Она внимательно смотрела мне в глаза и, все понимая по-своему, вскидывала вдруг с голубиной опаской головку, словно в вышине неба тень ястреба затмевала солнце, и быстро говорила мне с внезапными слезами в улыбающихся глазах:
— Ты не умеешь врать, Васенька. За это я тебя очень люблю. Я почему-то очень люблю дурачков.
Шуточки ее, надо сказать, тоже бывали не первого сорта, особенно если она перевозбуждалась.
— А что ты там про манную кашу хотела сказать? Ела бы тайком, да? Манную кашу на молоке с ванилью… Я не совсем тебя понимаю. Манная каша — это…
— Не понимаешь — и не надо. Я ведь не про манную кашу! Ты не видишь молодежь, не знаешь, а я знаю и пока еще, надеюсь, очень хорошо ее чувствую. Мне хочется кому-нибудь подсказать, что надо делать… Но даже ты, Васенька, даже ты смеешься. Думаешь, что я злопыхательница и говорю глупость. Я же вижу тебя насквозь!
— Ты напрасно так думаешь, — возражал я ей. — Я очень серьезно отношусь к твоим словам и никогда не смеюсь.

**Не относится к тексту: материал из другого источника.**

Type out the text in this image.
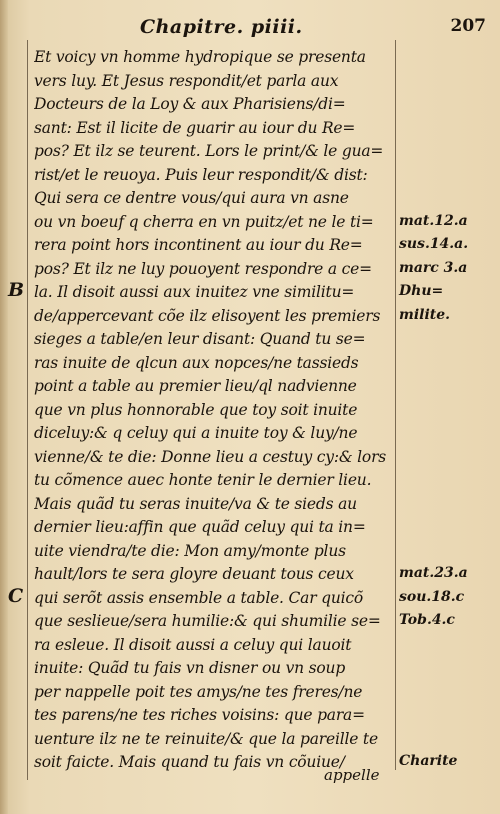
Chapitre. piiii.	207
Et voicy vn homme hydropique se presenta
vers luy. Et Jesus respondit/et parla aux
Docteurs de la Loy & aux Pharisiens/di=
sant: Est il licite de guarir au iour du Re=
pos? Et ilz se teurent. Lors le print/& le gua=
rist/et le reuoya. Puis leur respondit/& dist:
Qui sera ce dentre vous/qui aura vn asne
ou vn boeuf q cherra en vn puitz/et ne le ti=
rera point hors incontinent au iour du Re=
pos? Et ilz ne luy pouoyent respondre a ce=
la. Il disoit aussi aux inuitez vne similitu=
de/appercevant cõe ilz elisoyent les premiers
sieges a table/en leur disant: Quand tu se=
ras inuite de qlcun aux nopces/ne tassieds
point a table au premier lieu/ql nadvienne
que vn plus honnorable que toy soit inuite
diceluy:& q celuy qui a inuite toy & luy/ne
vienne/& te die: Donne lieu a cestuy cy:& lors
tu cõmence auec honte tenir le dernier lieu.
Mais quãd tu seras inuite/va & te sieds au
dernier lieu:affin que quãd celuy qui ta in=
uite viendra/te die: Mon amy/monte plus
hault/lors te sera gloyre deuant tous ceux
qui serõt assis ensemble a table. Car quicõ
que seslieue/sera humilie:& qui shumilie se=
ra esleue. Il disoit aussi a celuy qui lauoit
inuite: Quãd tu fais vn disner ou vn soup
per nappelle poit tes amys/ne tes freres/ne
tes parens/ne tes riches voisins: que para=
uenture ilz ne te reinuite/& que la pareille te
soit faicte. Mais quand tu fais vn cõuiue/
B
C
mat.12.a
sus.14.a.
marc 3.a
Dhu=
milite.
mat.23.a
sou.18.c
Tob.4.c
Charite
appelle
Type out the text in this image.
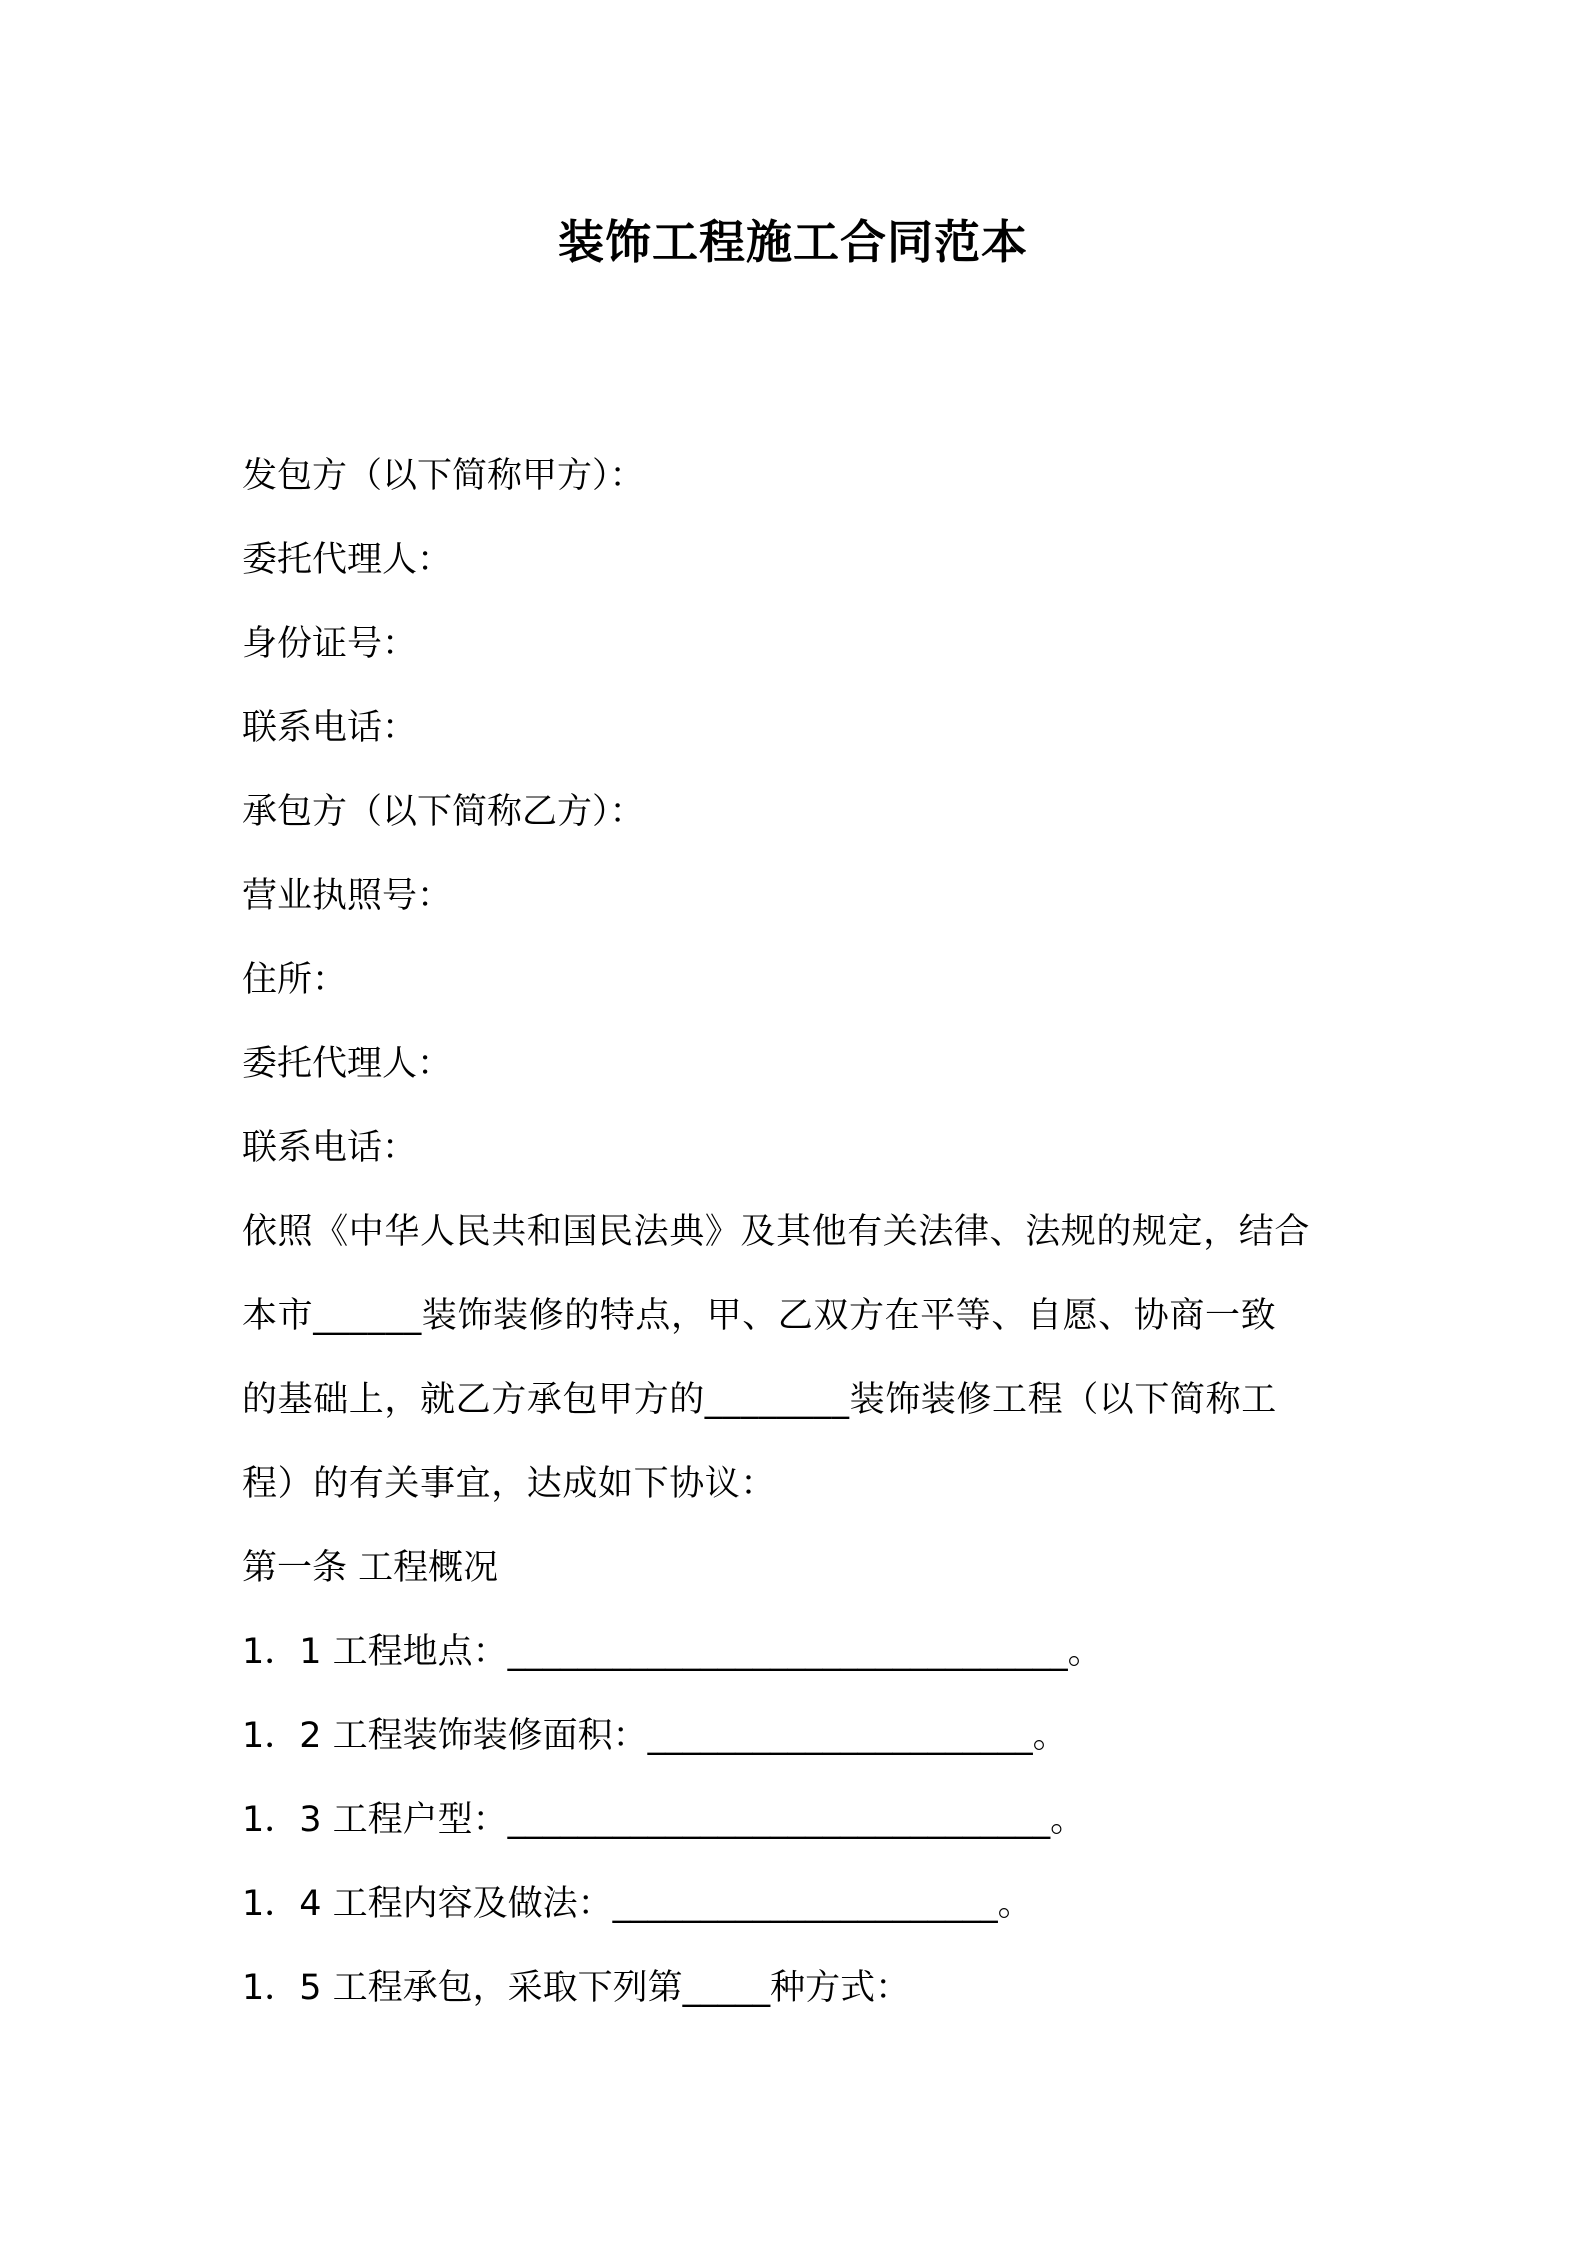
装饰工程施工合同范本
发包方（以下简称甲方）：
委托代理人：
身份证号：
联系电话：
承包方（以下简称乙方）：
营业执照号：
住所：
委托代理人：
联系电话：
依照《中华人民共和国民法典》及其他有关法律、法规的规定，结合
本市______装饰装修的特点，甲、乙双方在平等、自愿、协商一致
的基础上，就乙方承包甲方的________装饰装修工程（以下简称工
程）的有关事宜，达成如下协议：
第一条 工程概况
1．1 工程地点：________________________________。
1．2 工程装饰装修面积：______________________。
1．3 工程户型：_______________________________。
1．4 工程内容及做法：______________________。
1．5 工程承包，采取下列第_____种方式：
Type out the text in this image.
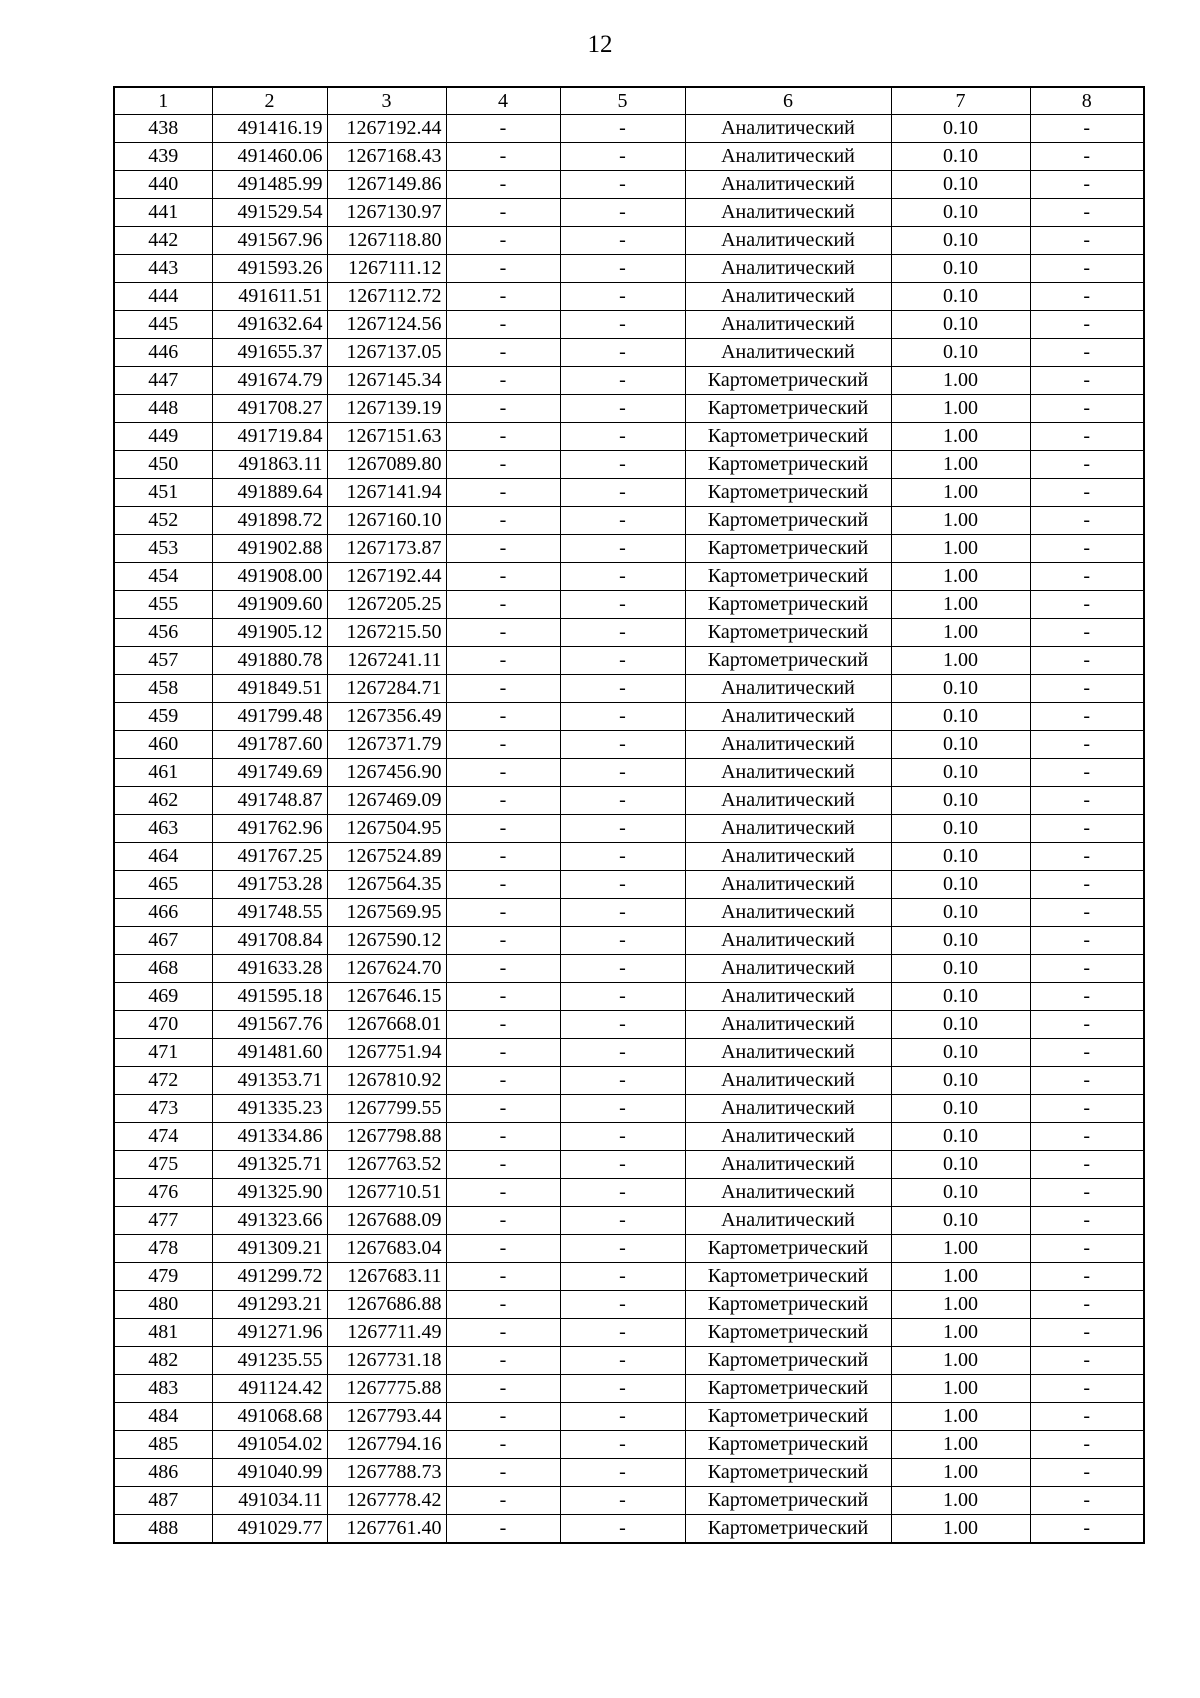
12
1	2	3	4	5	6	7	8
438	491416.19	1267192.44	-	-	Аналитический	0.10	-
439	491460.06	1267168.43	-	-	Аналитический	0.10	-
440	491485.99	1267149.86	-	-	Аналитический	0.10	-
441	491529.54	1267130.97	-	-	Аналитический	0.10	-
442	491567.96	1267118.80	-	-	Аналитический	0.10	-
443	491593.26	1267111.12	-	-	Аналитический	0.10	-
444	491611.51	1267112.72	-	-	Аналитический	0.10	-
445	491632.64	1267124.56	-	-	Аналитический	0.10	-
446	491655.37	1267137.05	-	-	Аналитический	0.10	-
447	491674.79	1267145.34	-	-	Картометрический	1.00	-
448	491708.27	1267139.19	-	-	Картометрический	1.00	-
449	491719.84	1267151.63	-	-	Картометрический	1.00	-
450	491863.11	1267089.80	-	-	Картометрический	1.00	-
451	491889.64	1267141.94	-	-	Картометрический	1.00	-
452	491898.72	1267160.10	-	-	Картометрический	1.00	-
453	491902.88	1267173.87	-	-	Картометрический	1.00	-
454	491908.00	1267192.44	-	-	Картометрический	1.00	-
455	491909.60	1267205.25	-	-	Картометрический	1.00	-
456	491905.12	1267215.50	-	-	Картометрический	1.00	-
457	491880.78	1267241.11	-	-	Картометрический	1.00	-
458	491849.51	1267284.71	-	-	Аналитический	0.10	-
459	491799.48	1267356.49	-	-	Аналитический	0.10	-
460	491787.60	1267371.79	-	-	Аналитический	0.10	-
461	491749.69	1267456.90	-	-	Аналитический	0.10	-
462	491748.87	1267469.09	-	-	Аналитический	0.10	-
463	491762.96	1267504.95	-	-	Аналитический	0.10	-
464	491767.25	1267524.89	-	-	Аналитический	0.10	-
465	491753.28	1267564.35	-	-	Аналитический	0.10	-
466	491748.55	1267569.95	-	-	Аналитический	0.10	-
467	491708.84	1267590.12	-	-	Аналитический	0.10	-
468	491633.28	1267624.70	-	-	Аналитический	0.10	-
469	491595.18	1267646.15	-	-	Аналитический	0.10	-
470	491567.76	1267668.01	-	-	Аналитический	0.10	-
471	491481.60	1267751.94	-	-	Аналитический	0.10	-
472	491353.71	1267810.92	-	-	Аналитический	0.10	-
473	491335.23	1267799.55	-	-	Аналитический	0.10	-
474	491334.86	1267798.88	-	-	Аналитический	0.10	-
475	491325.71	1267763.52	-	-	Аналитический	0.10	-
476	491325.90	1267710.51	-	-	Аналитический	0.10	-
477	491323.66	1267688.09	-	-	Аналитический	0.10	-
478	491309.21	1267683.04	-	-	Картометрический	1.00	-
479	491299.72	1267683.11	-	-	Картометрический	1.00	-
480	491293.21	1267686.88	-	-	Картометрический	1.00	-
481	491271.96	1267711.49	-	-	Картометрический	1.00	-
482	491235.55	1267731.18	-	-	Картометрический	1.00	-
483	491124.42	1267775.88	-	-	Картометрический	1.00	-
484	491068.68	1267793.44	-	-	Картометрический	1.00	-
485	491054.02	1267794.16	-	-	Картометрический	1.00	-
486	491040.99	1267788.73	-	-	Картометрический	1.00	-
487	491034.11	1267778.42	-	-	Картометрический	1.00	-
488	491029.77	1267761.40	-	-	Картометрический	1.00	-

У тебя сегодня, наверное, трудный день, ты нервничаешь. Успокойся. Я тебя слушаю.
— Я не про манную кашу, Васенька! — говорила она дрожащим голосом. — Пойми ты наконец!
— Конечно! Но что же, по-твоему, надо делать, что ты можешь подсказать? Это интересно!
— А то, — отвечала она с полудетской капризной ужимкой на плачущем лице, — а то, что надо показывать не только отрицательные стороны! Что ж, по-твоему, в Америке нет симпатичных и умных ребят? Надо показать, как они живут, о чем думают, чтобы наши мальчики тоже знали: хорошие люди есть везде. Ругают, ругают: джаз на уме, диски, как будто в этом дело! Если Борька какой-нибудь у нас Боб, то тоже ругают. А почему он Боб? Или Дик, например… Вот ты улыбнешься опять, а я тебе все равно опять скажу: люди когда-то учитывали ум лисицы… А мы разучились совсем. Совсем разучились! Сам подумай: если он Боб и ему это нравится, значит, он, у него… Нет, Васенька, ты прав… У меня сегодня трудный день. Я ничего не сумею объяснить. Но что-то надо делать! Так больше жить нельзя… Если этот Боб хочет подражать американцам, пусть подражает, но дайте ему хороший пример, а не плохой. А мы только усугубляем… Развращаем наших мальчиков. Они же глупые еще! А пускай задумаются. Надо показывать, понимаешь меня? Если уж они хотят… Показывать, как работают американцы… Хотя бы! Что ж они, плохо работают? Хорошо. Пусть наши поучатся. А то показывают, будто они все там бездельники. Дураки наши и думают, что так и надо… Разве я не права?
Я вздыхал с многозначительной и всезнающей улыбкой, как будто изъездил всю Америку, насмотрелся на заморские чудеса, а теперь удивлялся наивности некоторых наших поклонников заокеанской жизни и не хотел даже вступать в бесполезный спор с ними, жалел время.
— Конечно, ты во многом права, но надо учесть, — начал я снисходительно, — что и они тоже… Разве они показывают наши положительные стороны? Наоборот! Это же факт. Они вообще создали стереотип русского…
Мария со страдальческой жалостью посмотрела на меня и как ребенку сказала:
— Бог с ними, Васенька! Бог с ними! Зачем же нам соревноваться в злом умысле? Мы не должны этого делать! Если мы лучше их — тем более. Зачем же нам брать с них пример?! Пусть им будет стыдно, — говорила, вытянув шею и приблизив ко мне свои губы, говорящие это, свои глаза, просветленные страдальческой улыбкой. Кончиками пальцев она прикасалась к моей груди, словно выпрашивала у меня согласия или хотя бы понимания того, что она мне внушала. — Неужели так трудно быть лучше их? Мы должны быть великодушнее, чем они… Как же ты не понимаешь этого? Даже ты, Васенька! Зачем тогда жить? Ты говоришь, трудный день… А у кого он легкий? Разве у тебя легкие дни? Никогда не поверю. Но мужчины никак не могут понять: нельзя соревноваться в злом умысле. И женщины тоже. Но мужчины особенно… Пусть их говорят о нас все, что им хочется, пусть мешают с грязью. Нам за ними все равно не угнаться в этом зле. Мы ведь совсем другие!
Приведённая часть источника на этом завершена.